Japan's economy shrank at an annualized rate of 5.1 per cent in the first quarter, a government report showed on Tuesday, heightening fears of another recession as the country has been struggling with a slow vaccination roll-out and rising coronavirus cases.

Japan‘s economy shrank at an annualized rate of 5.1 per cent in the first quarter, a government report showed on Tuesday, heightening fears of another recession as the country has been struggling with a slow vaccination roll-out and rising coronavirus cases.

Japan saw the first contraction in three quarters as 10 prefectures, including Tokyo, had been under a Covid-19 state of emergency from January to March.
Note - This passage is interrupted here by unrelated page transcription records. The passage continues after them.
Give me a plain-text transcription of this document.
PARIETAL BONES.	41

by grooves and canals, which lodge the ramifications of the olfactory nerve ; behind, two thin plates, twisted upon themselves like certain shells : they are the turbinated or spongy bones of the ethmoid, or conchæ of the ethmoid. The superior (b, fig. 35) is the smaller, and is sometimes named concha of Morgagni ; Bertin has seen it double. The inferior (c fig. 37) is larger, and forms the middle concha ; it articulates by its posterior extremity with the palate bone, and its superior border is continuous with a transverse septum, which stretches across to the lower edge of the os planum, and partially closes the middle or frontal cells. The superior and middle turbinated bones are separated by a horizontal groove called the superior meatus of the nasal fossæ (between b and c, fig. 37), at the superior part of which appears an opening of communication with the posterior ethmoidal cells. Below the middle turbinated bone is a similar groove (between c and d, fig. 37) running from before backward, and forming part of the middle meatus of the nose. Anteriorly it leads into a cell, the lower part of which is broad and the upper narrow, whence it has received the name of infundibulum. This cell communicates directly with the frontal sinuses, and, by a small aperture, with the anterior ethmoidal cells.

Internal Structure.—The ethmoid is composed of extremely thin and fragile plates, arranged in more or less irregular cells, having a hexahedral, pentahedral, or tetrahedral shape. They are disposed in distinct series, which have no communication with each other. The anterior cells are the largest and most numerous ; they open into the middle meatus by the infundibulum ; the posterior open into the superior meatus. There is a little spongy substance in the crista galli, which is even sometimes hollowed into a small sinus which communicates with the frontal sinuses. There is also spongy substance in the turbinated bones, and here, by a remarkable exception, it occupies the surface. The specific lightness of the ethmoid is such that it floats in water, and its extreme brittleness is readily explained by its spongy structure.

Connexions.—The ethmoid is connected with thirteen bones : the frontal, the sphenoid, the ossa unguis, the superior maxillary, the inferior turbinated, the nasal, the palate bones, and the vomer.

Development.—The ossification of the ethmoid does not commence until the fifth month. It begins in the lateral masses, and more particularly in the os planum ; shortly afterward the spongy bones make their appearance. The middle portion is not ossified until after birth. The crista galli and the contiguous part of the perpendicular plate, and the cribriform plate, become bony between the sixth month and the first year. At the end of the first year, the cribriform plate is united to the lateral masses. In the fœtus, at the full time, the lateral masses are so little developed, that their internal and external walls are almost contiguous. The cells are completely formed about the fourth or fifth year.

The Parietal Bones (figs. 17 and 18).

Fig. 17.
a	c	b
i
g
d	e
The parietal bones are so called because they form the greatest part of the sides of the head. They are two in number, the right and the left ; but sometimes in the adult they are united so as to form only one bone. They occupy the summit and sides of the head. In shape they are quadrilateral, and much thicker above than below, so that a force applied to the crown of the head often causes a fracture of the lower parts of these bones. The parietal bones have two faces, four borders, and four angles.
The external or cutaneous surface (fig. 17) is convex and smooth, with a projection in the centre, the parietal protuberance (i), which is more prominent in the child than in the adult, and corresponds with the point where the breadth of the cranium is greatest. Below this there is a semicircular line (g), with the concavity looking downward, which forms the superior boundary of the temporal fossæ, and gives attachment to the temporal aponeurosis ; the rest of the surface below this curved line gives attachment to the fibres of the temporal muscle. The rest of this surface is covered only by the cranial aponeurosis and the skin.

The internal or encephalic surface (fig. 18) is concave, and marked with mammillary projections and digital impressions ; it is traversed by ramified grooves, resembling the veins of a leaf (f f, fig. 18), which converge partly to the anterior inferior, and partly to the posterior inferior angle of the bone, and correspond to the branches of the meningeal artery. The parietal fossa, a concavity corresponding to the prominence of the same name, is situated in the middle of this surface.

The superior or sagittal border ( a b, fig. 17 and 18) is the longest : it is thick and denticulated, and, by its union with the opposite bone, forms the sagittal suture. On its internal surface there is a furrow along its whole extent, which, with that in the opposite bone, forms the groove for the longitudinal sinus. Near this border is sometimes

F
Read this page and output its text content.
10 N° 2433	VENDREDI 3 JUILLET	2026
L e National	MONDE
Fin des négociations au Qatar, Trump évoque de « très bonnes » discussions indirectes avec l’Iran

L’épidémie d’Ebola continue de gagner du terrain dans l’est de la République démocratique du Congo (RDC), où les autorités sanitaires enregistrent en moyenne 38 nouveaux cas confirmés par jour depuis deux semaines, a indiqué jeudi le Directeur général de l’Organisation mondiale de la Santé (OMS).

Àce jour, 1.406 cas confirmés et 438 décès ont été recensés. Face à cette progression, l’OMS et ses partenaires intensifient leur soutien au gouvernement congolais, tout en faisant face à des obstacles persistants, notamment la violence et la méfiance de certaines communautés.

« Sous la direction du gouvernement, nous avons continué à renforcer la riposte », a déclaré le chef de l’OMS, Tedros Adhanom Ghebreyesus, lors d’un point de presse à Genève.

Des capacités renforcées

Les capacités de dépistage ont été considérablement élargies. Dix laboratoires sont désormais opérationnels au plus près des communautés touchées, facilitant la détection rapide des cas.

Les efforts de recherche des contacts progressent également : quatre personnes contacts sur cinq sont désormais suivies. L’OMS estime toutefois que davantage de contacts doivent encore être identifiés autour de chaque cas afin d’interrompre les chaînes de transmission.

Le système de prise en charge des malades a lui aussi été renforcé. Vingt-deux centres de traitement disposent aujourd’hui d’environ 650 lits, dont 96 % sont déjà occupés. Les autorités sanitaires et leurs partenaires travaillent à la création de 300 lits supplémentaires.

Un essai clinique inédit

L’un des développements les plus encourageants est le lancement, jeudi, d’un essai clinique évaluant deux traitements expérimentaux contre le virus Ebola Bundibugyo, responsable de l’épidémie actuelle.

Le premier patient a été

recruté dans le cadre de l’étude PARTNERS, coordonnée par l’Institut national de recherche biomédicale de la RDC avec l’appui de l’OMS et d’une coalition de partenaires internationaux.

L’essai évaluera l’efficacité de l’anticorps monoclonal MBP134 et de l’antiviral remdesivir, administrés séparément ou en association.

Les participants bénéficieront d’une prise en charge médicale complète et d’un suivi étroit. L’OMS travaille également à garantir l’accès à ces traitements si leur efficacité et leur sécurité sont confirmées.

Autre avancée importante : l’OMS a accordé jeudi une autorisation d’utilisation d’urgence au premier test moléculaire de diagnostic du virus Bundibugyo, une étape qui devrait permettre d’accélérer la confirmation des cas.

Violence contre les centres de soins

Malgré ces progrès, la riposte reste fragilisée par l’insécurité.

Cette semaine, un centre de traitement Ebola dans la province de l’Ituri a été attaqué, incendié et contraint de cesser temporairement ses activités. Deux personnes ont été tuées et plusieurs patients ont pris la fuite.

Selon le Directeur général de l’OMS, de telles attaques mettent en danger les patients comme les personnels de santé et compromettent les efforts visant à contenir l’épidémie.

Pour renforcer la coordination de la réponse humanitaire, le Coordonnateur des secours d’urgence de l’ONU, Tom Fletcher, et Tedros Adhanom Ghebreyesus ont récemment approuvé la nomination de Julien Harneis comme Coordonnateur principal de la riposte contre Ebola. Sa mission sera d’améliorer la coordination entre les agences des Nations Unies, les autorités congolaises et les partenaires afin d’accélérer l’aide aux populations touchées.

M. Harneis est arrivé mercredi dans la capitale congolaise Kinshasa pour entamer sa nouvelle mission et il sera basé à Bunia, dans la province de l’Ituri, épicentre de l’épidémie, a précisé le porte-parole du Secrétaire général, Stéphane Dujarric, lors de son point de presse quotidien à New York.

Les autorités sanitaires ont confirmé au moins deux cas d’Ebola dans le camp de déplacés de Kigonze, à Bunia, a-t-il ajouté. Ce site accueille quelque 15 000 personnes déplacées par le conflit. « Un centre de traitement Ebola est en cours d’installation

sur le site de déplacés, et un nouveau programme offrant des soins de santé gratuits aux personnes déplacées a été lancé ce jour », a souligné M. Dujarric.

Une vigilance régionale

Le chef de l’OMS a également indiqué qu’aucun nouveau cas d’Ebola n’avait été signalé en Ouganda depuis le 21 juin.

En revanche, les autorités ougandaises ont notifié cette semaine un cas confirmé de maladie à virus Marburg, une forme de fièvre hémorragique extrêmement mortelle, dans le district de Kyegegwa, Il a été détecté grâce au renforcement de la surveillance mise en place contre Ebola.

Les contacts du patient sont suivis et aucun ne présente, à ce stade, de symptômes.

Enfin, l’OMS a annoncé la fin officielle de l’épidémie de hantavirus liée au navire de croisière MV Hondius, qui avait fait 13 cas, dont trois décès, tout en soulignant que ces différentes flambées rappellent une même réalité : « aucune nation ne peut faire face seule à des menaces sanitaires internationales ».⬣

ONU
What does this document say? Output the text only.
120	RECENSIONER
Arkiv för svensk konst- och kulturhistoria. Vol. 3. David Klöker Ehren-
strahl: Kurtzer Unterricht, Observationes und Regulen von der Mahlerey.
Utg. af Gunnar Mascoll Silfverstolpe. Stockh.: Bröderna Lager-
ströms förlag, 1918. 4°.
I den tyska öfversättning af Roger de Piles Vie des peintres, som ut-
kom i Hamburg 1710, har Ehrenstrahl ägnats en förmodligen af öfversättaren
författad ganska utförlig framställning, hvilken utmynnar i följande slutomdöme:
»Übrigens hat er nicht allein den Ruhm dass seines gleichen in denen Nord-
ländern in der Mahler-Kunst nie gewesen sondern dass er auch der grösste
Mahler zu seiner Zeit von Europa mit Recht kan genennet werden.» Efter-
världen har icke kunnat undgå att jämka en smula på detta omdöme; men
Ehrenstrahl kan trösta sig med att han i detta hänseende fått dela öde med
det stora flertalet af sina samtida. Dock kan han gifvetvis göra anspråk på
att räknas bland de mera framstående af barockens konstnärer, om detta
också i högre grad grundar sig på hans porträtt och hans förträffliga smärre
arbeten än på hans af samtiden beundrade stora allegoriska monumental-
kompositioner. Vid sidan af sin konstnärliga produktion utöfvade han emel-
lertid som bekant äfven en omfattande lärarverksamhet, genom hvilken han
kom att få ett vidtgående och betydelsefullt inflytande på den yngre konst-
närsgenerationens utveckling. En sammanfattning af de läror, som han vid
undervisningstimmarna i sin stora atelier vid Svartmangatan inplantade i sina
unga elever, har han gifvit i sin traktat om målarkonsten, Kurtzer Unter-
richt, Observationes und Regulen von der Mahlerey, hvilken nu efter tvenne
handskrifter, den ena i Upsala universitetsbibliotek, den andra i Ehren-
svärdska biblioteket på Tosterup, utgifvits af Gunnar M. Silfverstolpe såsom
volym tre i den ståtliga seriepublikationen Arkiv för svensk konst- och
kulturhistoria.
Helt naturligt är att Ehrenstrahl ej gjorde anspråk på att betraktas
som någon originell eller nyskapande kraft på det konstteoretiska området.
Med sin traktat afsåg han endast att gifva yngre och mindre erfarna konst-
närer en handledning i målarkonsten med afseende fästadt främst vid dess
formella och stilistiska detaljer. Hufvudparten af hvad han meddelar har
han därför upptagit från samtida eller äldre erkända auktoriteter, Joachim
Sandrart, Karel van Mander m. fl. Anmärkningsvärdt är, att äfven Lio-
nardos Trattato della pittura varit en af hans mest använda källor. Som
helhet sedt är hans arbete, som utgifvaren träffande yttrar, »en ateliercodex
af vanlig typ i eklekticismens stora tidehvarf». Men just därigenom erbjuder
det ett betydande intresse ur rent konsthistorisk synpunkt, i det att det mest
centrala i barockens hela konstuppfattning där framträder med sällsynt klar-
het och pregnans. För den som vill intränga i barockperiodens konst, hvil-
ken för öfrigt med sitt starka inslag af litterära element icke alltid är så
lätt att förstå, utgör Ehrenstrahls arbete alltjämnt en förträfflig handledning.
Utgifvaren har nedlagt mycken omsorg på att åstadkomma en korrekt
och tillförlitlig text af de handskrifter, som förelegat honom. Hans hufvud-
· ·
The reading was worse than the 4.6-per-cent contraction forecast by analysts polled by the Nikkei Business Daily and came after the 11.6-per-cent growth in the last quarter of 2020.

Nine prefectures, including Tokyo, are now under another state of emergency as a fourth wave of coronavirus infections hit the regions, just about two months before the scheduled July 23 start of the Olympic Games in the Japanese capital.

Speaking at a news conference, Economic Revitalization Minister Yasutoshi Nishimura warned, saying, “We certainly have to brace for another economic downturn as we asked for strict measures during the holiday season (earlier this month) under the third state of emergency.”

The economy grew 11.6 per cent in the last quarter of 2020, marking the second straight economic expansion following a record 28.6-per-cent contraction in the April-to-June period.

Experts warned of the rapid spread of more transmissible variants of the virus, especially as the roll-out of Covid-19 vaccines has been extremely slow in Japan since its launch in mid-February.

Only 1.4 per cent of Japan’s 125 million population has been fully vaccinated as of Friday.

Analysts said the slow pace of vaccination could hurt an economic recovery.

The Cabinet Office also reported on Tuesday that private consumption, a major component of output, fell 1.4 per cent quarter-on-quarter in the January-to-March period, following a 2.2-per-cent increase in the previous quarter.

The office said corporate investment was also down 1.4 per cent in the first quarter, compared with a 4.3-per-cent growth in the previous three-month period.

Exports climbed 2.3 per cent in the January-to-March period for the third straight quarter of increase, while imports rose 4 per cent, the office said.